What makes the Olympic Trials special is that it’s the selection event for the U.S. Olympic Team. That drama is why the event is a standard-bearer for swimming, track & field and gymnastics – among others – because the outcome is so meaningful to the athletes and to the country.
How important is the Tyr Pro Swim Series? Not very, at least to the athletes. After the Indianapolis stop in May, five-time Olympic gold medalist Nathan Adrian said “what we use these meets for is honing in on how we’re going to approach the race. Playing around and experimenting is also what makes it fun so we’re doing a little bit of that – just doing our best to not let it get stale.”

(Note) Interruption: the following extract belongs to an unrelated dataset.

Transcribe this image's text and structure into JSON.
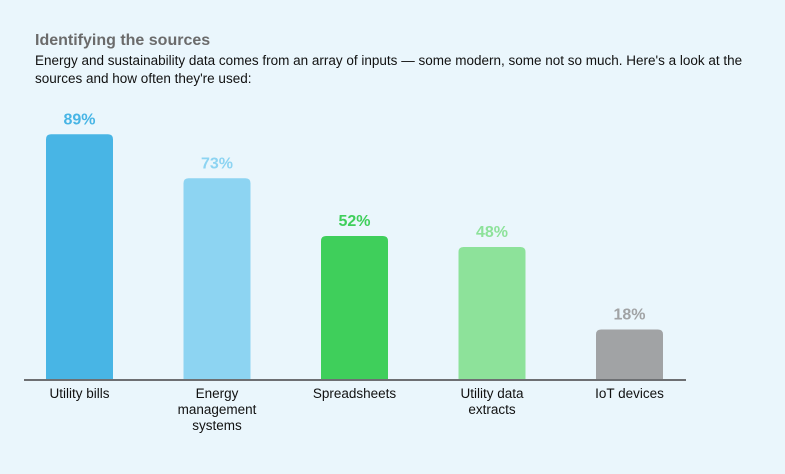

The issue was put perfectly by long-time bid guru Terrence Burns (USA) at the FINA World Water Polo Conference last April. Speaking about water polo – but equally applicable to any sport that’s looking for growth – he said, “Before talking about promotional tactics, we should go way back. I think that you have to create a strong brand narrative, a real story about water polo. You need to identify why it is important to the consumers and the fans. And then the tactics follow.”
USA Swimming has the same desire, but the “why” is not there yet for anything other than the U.S. Championships, which were sold out at 3,000-plus per day at Irvine in July.
Don’t get me wrong; I’m a fan of Hinchey from what I have seen so far and USA Swimming has proven itself over and over again as one of the best – if not the best – of the U.S. National Governing Bodies. It’s promotional work and video programming is outstanding.
But a season-long narrative which ends in a championship event is what propels not only the big team sports in the U.S. and elsewhere, but what keeps people talking about it! And what swimming needs is for more people to talk about it.
Like on a weekly, 30-minute show about Olympic sports on ESPN, Fox and NBC similar to the terrific “Winter Games Daily” show NBC did with Jimmy Roberts, or the ESPN FC show that supports its soccer programming.
And stop missing opportunities to own the spotlight, like selecting 21-28 June 2020 for the swimming Olympic Trials, at the same time as the track & field Trials from 19-28 June, in Eugene. Oy.